Brand points out that the cast would always be as delighted and surprised as the audience. As an example she cites one of Kovacs’ most famous gags, wherein Brand is taking a bath, and suddenly several people — and a dog — crawl out of the suds.

“We never knew what anybody else in the show was doing,” says Brand. “We only got our own sides [i.e., lines in the script] before the show, so what would happen would be a surprise. In that bathtub sketch, I didn’t know what was going to happen. Ernie just told me not to look surprised.”

“Like Chaplin or Keaton in the cinema,” says Model, “Kovacs knew just what to do right off the bat. He just innately understood the medium.”

As early as 1951 you can see the irrepressible Kovacs testing out unprecedented notions — such as stepping off the set and into the office corridor outside the studio (on camera), or pointing the camera out the studio window onto the street below where Kovacs just happens to be fooling around in the real world. These are gags that would later be associated with David Letterman and others — most of whom freely admit borrowing them from Kovacs. 

What may come as a shock to longtime Kovacs fans, at least ones too young to have seen his shows live in their heyday, is that Kovacs wasn’t always the genius we think of him as. Those who, like this reporter, know Kovacs chiefly through the previous compilations that show him at his very best; with a preponderance of clips from his incredible 1961 ABC series. The real Kovacs — especially the early, and especially the early morning Kovacs — could be slapdash and undisciplined. And it’s understandable. There were occasions when he might be doing as many as three television shows in a single day, encompassing several hours of air time, with most of the material improvised or generated by Kovacs himself.  The anarchistic approach gives Kovacs the freedom to be inspired occasionally, but he is just as often hit-or-miss in these early shows.

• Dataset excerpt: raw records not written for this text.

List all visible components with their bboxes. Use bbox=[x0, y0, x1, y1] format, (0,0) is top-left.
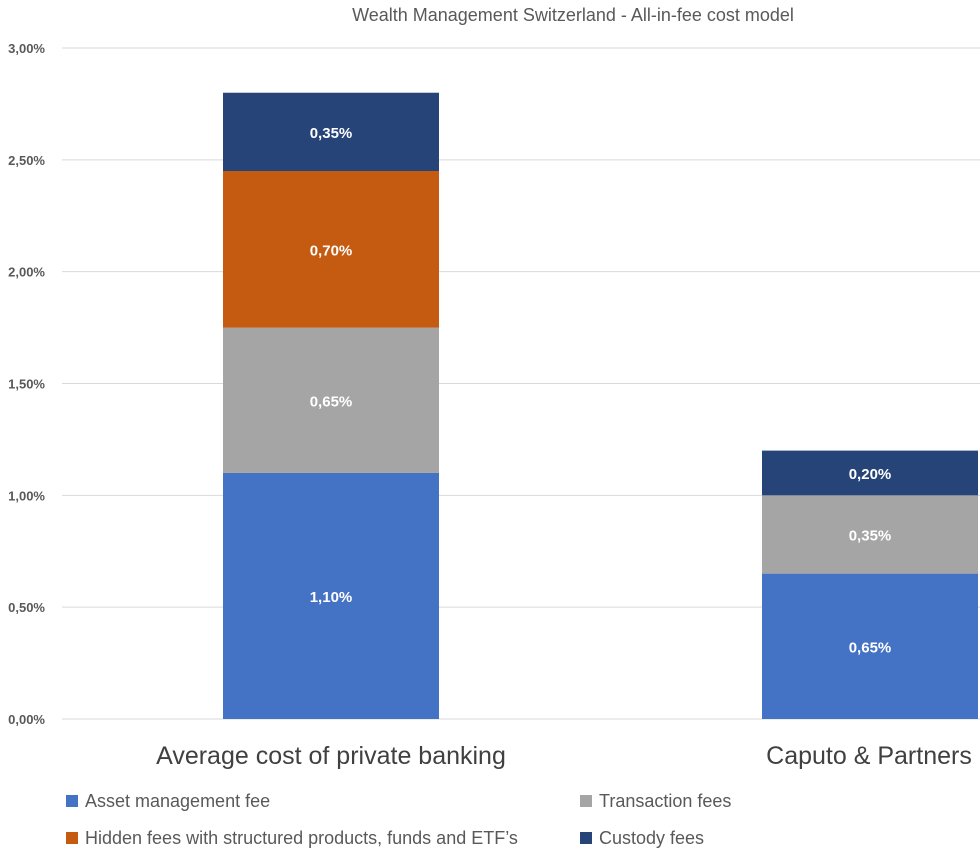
legend-swatch bbox=[580, 832, 592, 844]
legend-item-transaction-fees: Transaction fees bbox=[580, 791, 731, 811]
y-tick-label: 2,50% bbox=[8, 153, 45, 168]
y-tick-label: 0,50% bbox=[8, 600, 45, 615]
legend-label: Transaction fees bbox=[599, 791, 731, 811]
bar-stacks: 1,10% 0,65% 0,70% 0,35% 0,65% 0,35% 0,20% bbox=[223, 92, 978, 719]
legend-swatch bbox=[580, 795, 592, 807]
data-label: 0,35% bbox=[310, 125, 353, 142]
x-axis: Average cost of private banking Caputo & … bbox=[156, 742, 972, 770]
legend-label: Asset management fee bbox=[85, 791, 270, 811]
legend-swatch bbox=[66, 832, 78, 844]
data-label: 0,65% bbox=[849, 639, 892, 656]
data-label: 1,10% bbox=[310, 589, 353, 606]
legend: Asset management fee Transaction fees Hidd… bbox=[66, 791, 731, 848]
bar-segment-custody-fees bbox=[762, 450, 978, 496]
data-label: 0,35% bbox=[849, 527, 892, 544]
bar-segment-custody-fees bbox=[223, 92, 439, 172]
y-tick-label: 2,00% bbox=[8, 265, 45, 280]
bar-stack-caputo-partners: 0,65% 0,35% 0,20% bbox=[762, 450, 978, 719]
y-tick-label: 1,00% bbox=[8, 488, 45, 503]
y-tick-label: 3,00% bbox=[8, 41, 45, 56]
legend-label: Hidden fees with structured products, fu… bbox=[85, 828, 518, 848]
bar-segment-asset-management-fee bbox=[223, 472, 439, 719]
x-category-label: Average cost of private banking bbox=[156, 742, 506, 770]
x-category-label: Caputo & Partners bbox=[766, 742, 972, 770]
y-tick-label: 1,50% bbox=[8, 377, 45, 392]
grid-lines bbox=[62, 47, 980, 720]
legend-swatch bbox=[66, 795, 78, 807]
bar-segment-hidden-fees-with-structured-products-funds-and-etf-s bbox=[223, 171, 439, 328]
data-label: 0,65% bbox=[310, 393, 353, 410]
data-label: 0,20% bbox=[849, 466, 892, 483]
bar-segment-asset-management-fee bbox=[762, 573, 978, 719]
y-axis: 0,00% 0,50% 1,00% 1,50% 2,00% 2,50% 3,00% bbox=[8, 41, 45, 727]
bar-stack-average-cost-of-private-banking: 1,10% 0,65% 0,70% 0,35% bbox=[223, 92, 439, 719]
bar-segment-transaction-fees bbox=[762, 495, 978, 574]
bar-segment-transaction-fees bbox=[223, 327, 439, 473]
legend-item-hidden-fees-with-structured-products-funds-and-etf-s: Hidden fees with structured products, fu… bbox=[66, 828, 518, 848]
legend-item-custody-fees: Custody fees bbox=[580, 828, 704, 848]
y-tick-label: 0,00% bbox=[8, 712, 45, 727]
legend-item-asset-management-fee: Asset management fee bbox=[66, 791, 270, 811]
chart-title: Wealth Management Switzerland - All-in-f… bbox=[352, 5, 794, 25]
legend-label: Custody fees bbox=[599, 828, 704, 848]
data-label: 0,70% bbox=[310, 242, 353, 259]
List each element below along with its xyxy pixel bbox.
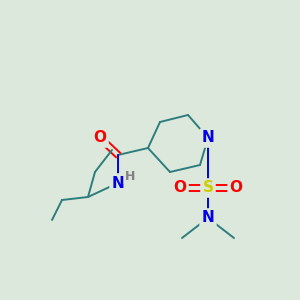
Text: O: O [173,181,187,196]
Text: S: S [202,181,214,196]
Text: N: N [112,176,124,190]
Text: O: O [94,130,106,146]
Text: H: H [125,170,135,184]
Text: N: N [202,130,214,146]
Text: N: N [202,211,214,226]
Text: O: O [230,181,242,196]
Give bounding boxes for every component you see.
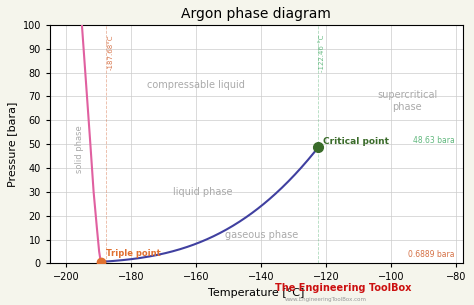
Text: supercritical
phase: supercritical phase [377, 91, 438, 112]
Title: Argon phase diagram: Argon phase diagram [182, 7, 331, 21]
Text: 48.63 bara: 48.63 bara [413, 136, 455, 145]
Y-axis label: Pressure [bara]: Pressure [bara] [7, 102, 17, 187]
Text: www.EngineeringToolBox.com: www.EngineeringToolBox.com [284, 297, 366, 302]
Text: gaseous phase: gaseous phase [225, 230, 298, 240]
Text: -122.46 °C: -122.46 °C [319, 34, 326, 72]
Text: compressable liquid: compressable liquid [147, 80, 245, 90]
Text: Triple point: Triple point [106, 249, 160, 258]
Text: Critical point: Critical point [323, 137, 389, 146]
Text: The Engineering ToolBox: The Engineering ToolBox [275, 283, 411, 293]
Text: -187.68°C: -187.68°C [108, 34, 113, 70]
Text: solid phase: solid phase [74, 125, 83, 173]
Text: liquid phase: liquid phase [173, 187, 232, 197]
X-axis label: Temperature [°C]: Temperature [°C] [208, 288, 304, 298]
Text: 0.6889 bara: 0.6889 bara [408, 250, 455, 260]
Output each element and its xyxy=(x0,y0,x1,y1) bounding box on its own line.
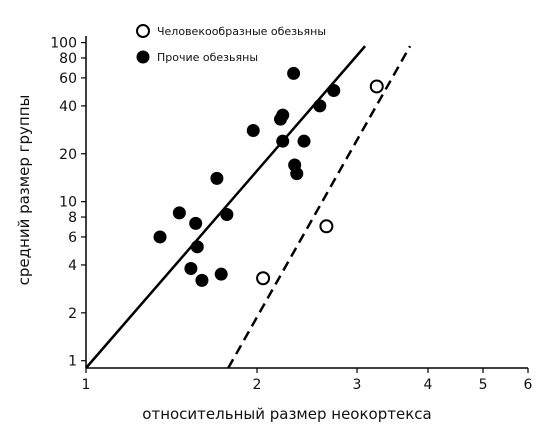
legend-label-other-monkeys: Прочие обезьяны xyxy=(157,51,258,64)
y-tick-label: 60 xyxy=(59,71,77,87)
x-tick-label: 2 xyxy=(253,377,262,393)
data-point-monkey xyxy=(189,216,203,230)
y-tick-label: 100 xyxy=(50,36,77,52)
data-point-ape xyxy=(256,271,271,286)
data-point-monkey xyxy=(214,267,228,281)
data-point-monkey xyxy=(210,171,224,185)
y-tick-label: 40 xyxy=(59,99,77,115)
x-tick-label: 6 xyxy=(524,377,533,393)
y-tick-label: 6 xyxy=(68,230,77,246)
data-point-monkey xyxy=(153,230,167,244)
data-point-monkey xyxy=(290,167,304,181)
x-tick-label: 3 xyxy=(353,377,362,393)
legend-marker-other-monkeys xyxy=(136,50,150,64)
legend-marker-apes xyxy=(136,24,150,38)
data-point-monkey xyxy=(220,208,234,222)
y-tick-label: 8 xyxy=(68,210,77,226)
y-tick-label: 2 xyxy=(68,306,77,322)
data-point-monkey xyxy=(297,134,311,148)
data-points xyxy=(153,66,384,287)
legend-label-apes: Человекообразные обезьяны xyxy=(157,25,326,38)
data-point-monkey xyxy=(190,240,204,254)
x-axis-label: относительный размер неокортекса xyxy=(142,405,431,423)
y-axis-label: средний размер группы xyxy=(15,95,33,286)
trend-line-dashed xyxy=(227,45,412,369)
data-point-monkey xyxy=(246,124,260,138)
y-tick-label: 80 xyxy=(59,51,77,67)
data-point-monkey xyxy=(172,206,186,220)
data-point-ape xyxy=(369,79,384,94)
data-point-monkey xyxy=(184,261,198,275)
y-tick-label: 1 xyxy=(68,354,77,370)
trend-line-solid xyxy=(85,45,367,369)
legend: Человекообразные обезьяны Прочие обезьян… xyxy=(136,24,326,64)
x-tick-label: 1 xyxy=(82,377,91,393)
y-tick-label: 20 xyxy=(59,147,77,163)
data-point-ape xyxy=(319,219,334,234)
y-tick-label: 4 xyxy=(68,258,77,274)
data-point-monkey xyxy=(327,83,341,97)
data-point-monkey xyxy=(195,273,209,287)
x-tick-label: 5 xyxy=(479,377,488,393)
y-tick-label: 10 xyxy=(59,195,77,211)
x-tick-label: 4 xyxy=(424,377,433,393)
data-point-monkey xyxy=(276,134,290,148)
data-point-monkey xyxy=(313,99,327,113)
trend-lines xyxy=(85,45,412,369)
data-point-monkey xyxy=(276,108,290,122)
data-point-monkey xyxy=(287,66,301,80)
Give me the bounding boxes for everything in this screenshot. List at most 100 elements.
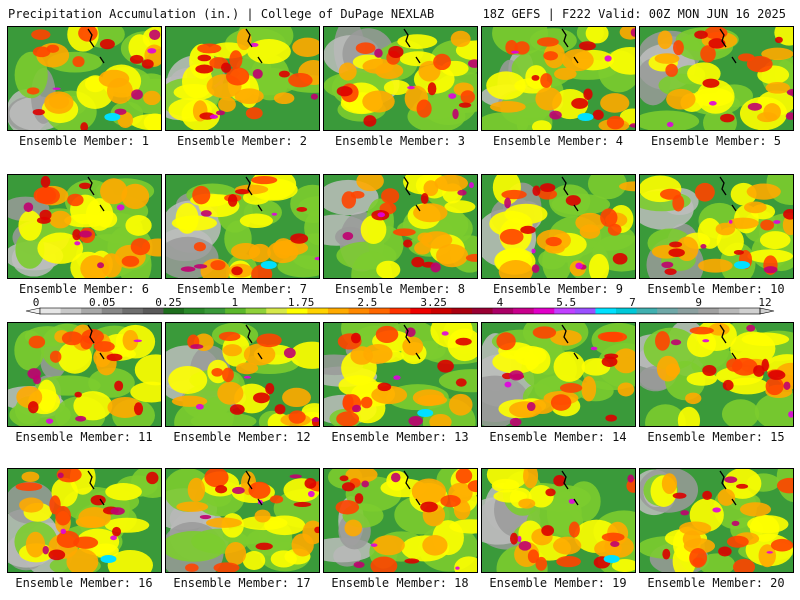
- colorbar-segment: [389, 308, 411, 314]
- ensemble-member-label: Ensemble Member: 14: [489, 430, 627, 444]
- ensemble-member-label: Ensemble Member: 6: [18, 282, 150, 296]
- colorbar-tick-label: 0: [33, 296, 40, 309]
- colorbar-segment: [739, 308, 761, 314]
- colorbar-segment: [410, 308, 432, 314]
- ensemble-map-panel: [165, 174, 320, 279]
- ensemble-map-panel: [7, 174, 162, 279]
- ensemble-map-panel: [639, 174, 794, 279]
- ensemble-member-label: Ensemble Member: 1: [18, 134, 150, 148]
- colorbar-segment: [718, 308, 740, 314]
- ensemble-member-label: Ensemble Member: 13: [331, 430, 469, 444]
- ensemble-map-panel: [7, 468, 162, 573]
- ensemble-member-label: Ensemble Member: 11: [15, 430, 153, 444]
- precipitation-map: [640, 469, 793, 572]
- colorbar-segment: [163, 308, 185, 314]
- colorbar-segment: [60, 308, 82, 314]
- precipitation-map: [640, 323, 793, 426]
- ensemble-member-label: Ensemble Member: 5: [650, 134, 782, 148]
- precipitation-map: [166, 175, 319, 278]
- colorbar-tick-label: 0.25: [155, 296, 182, 309]
- colorbar-segment: [554, 308, 576, 314]
- colorbar-tick-label: 7: [629, 296, 636, 309]
- precipitation-map: [166, 27, 319, 130]
- colorbar-segment: [492, 308, 514, 314]
- ensemble-member-label: Ensemble Member: 20: [647, 576, 785, 590]
- colorbar-tick-label: 1: [232, 296, 239, 309]
- ensemble-map-panel: [323, 174, 478, 279]
- ensemble-member-label: Ensemble Member: 16: [15, 576, 153, 590]
- ensemble-map-panel: [639, 322, 794, 427]
- colorbar-segment: [616, 308, 637, 314]
- colorbar-segment: [266, 308, 288, 314]
- precipitation-map: [640, 27, 793, 130]
- precipitation-map: [482, 175, 635, 278]
- colorbar-segment: [81, 308, 103, 314]
- colorbar-segment: [472, 308, 493, 314]
- colorbar-segment: [40, 308, 61, 314]
- precipitation-map: [8, 27, 161, 130]
- precipitation-map: [8, 323, 161, 426]
- precipitation-colorbar: 0 0.05 0.25 1 1.75 2.5 3.25 4 5.5 7 9 12: [25, 296, 775, 315]
- ensemble-map-panel: [481, 26, 636, 131]
- ensemble-member-label: Ensemble Member: 18: [331, 576, 469, 590]
- precipitation-map: [166, 469, 319, 572]
- chart-title: Precipitation Accumulation (in.) | Colle…: [8, 7, 435, 21]
- colorbar-segment: [184, 308, 205, 314]
- ensemble-member-label: Ensemble Member: 9: [492, 282, 624, 296]
- precipitation-map: [482, 27, 635, 130]
- ensemble-member-label: Ensemble Member: 7: [176, 282, 308, 296]
- ensemble-map-panel: [7, 322, 162, 427]
- ensemble-map-panel: [165, 26, 320, 131]
- colorbar-tick-label: 0.05: [89, 296, 116, 309]
- ensemble-member-label: Ensemble Member: 19: [489, 576, 627, 590]
- colorbar-segment: [328, 308, 349, 314]
- precipitation-map: [324, 27, 477, 130]
- precipitation-map: [324, 323, 477, 426]
- ensemble-member-label: Ensemble Member: 8: [334, 282, 466, 296]
- colorbar-segment: [698, 308, 720, 314]
- precipitation-map: [482, 323, 635, 426]
- ensemble-member-label: Ensemble Member: 2: [176, 134, 308, 148]
- ensemble-member-label: Ensemble Member: 3: [334, 134, 466, 148]
- colorbar-segment: [636, 308, 658, 314]
- ensemble-map-panel: [323, 468, 478, 573]
- ensemble-map-panel: [7, 26, 162, 131]
- colorbar-segment: [430, 308, 452, 314]
- ensemble-member-label: Ensemble Member: 4: [492, 134, 624, 148]
- precipitation-map: [640, 175, 793, 278]
- colorbar-tick-label: 9: [695, 296, 702, 309]
- colorbar-tick-label: 12: [758, 296, 771, 309]
- colorbar-segment: [533, 308, 555, 314]
- ensemble-map-panel: [639, 468, 794, 573]
- colorbar-segment: [204, 308, 226, 314]
- colorbar-tick-label: 3.25: [420, 296, 447, 309]
- colorbar-segment: [245, 308, 267, 314]
- ensemble-member-label: Ensemble Member: 17: [173, 576, 311, 590]
- colorbar-tick-label: 5.5: [556, 296, 576, 309]
- ensemble-map-panel: [323, 322, 478, 427]
- colorbar-tick-label: 1.75: [288, 296, 315, 309]
- colorbar-segment: [286, 308, 308, 314]
- ensemble-map-panel: [481, 322, 636, 427]
- precipitation-map: [8, 469, 161, 572]
- precipitation-map: [8, 175, 161, 278]
- colorbar-segment: [307, 308, 329, 314]
- precipitation-map: [482, 469, 635, 572]
- ensemble-map-panel: [165, 322, 320, 427]
- precipitation-map: [324, 175, 477, 278]
- ensemble-member-label: Ensemble Member: 10: [647, 282, 785, 296]
- ensemble-map-panel: [165, 468, 320, 573]
- colorbar-segment: [595, 308, 617, 314]
- precipitation-map: [324, 469, 477, 572]
- colorbar-segment: [513, 308, 535, 314]
- ensemble-member-label: Ensemble Member: 15: [647, 430, 785, 444]
- colorbar-segment: [657, 308, 679, 314]
- colorbar-segment: [225, 308, 247, 314]
- colorbar-tick-label: 4: [497, 296, 504, 309]
- colorbar-segment: [142, 308, 164, 314]
- colorbar-tick-label: 2.5: [357, 296, 377, 309]
- ensemble-map-panel: [639, 26, 794, 131]
- colorbar-segment: [101, 308, 123, 314]
- colorbar-segment: [369, 308, 391, 314]
- colorbar-segment: [574, 308, 596, 314]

For those reasons, the boxed set should be considered for die-hard Kovacs fans only. Someone being introduced to Kovacs for the very first time would be better off starting with one of the earlier anthologies and working their way up. That said, there is an overwhelming wealth of material here for the true Kovacs fan — not just those rarities from his early days, but also a color TV special from 1957 shot in Kovacs’ Central Park West apartment, episodes of Kovacs guest-hosting on “The Tonight Show,” some home movies, interviews with Brand and Schlatter and most of the landmark ABC specials. Unfortunately, there is a gap in the historical record. While Kovacs’ late widow (and comedy partner) Edie Adams was able to track down and save many of the kinescopes covering a lot of his career, the years 1952-55 (when he worked mostly at the now-defunct DuMont Network) are missing, possibly permanently lost.

And if these thirteen-plus hours of material isn’t enough for you, you can always visit The Paley Center — where Kovacs’ programs, according to CEO Pat Mitchell, “are among our most requested materials.” Or just watch television. His influence is everywhere.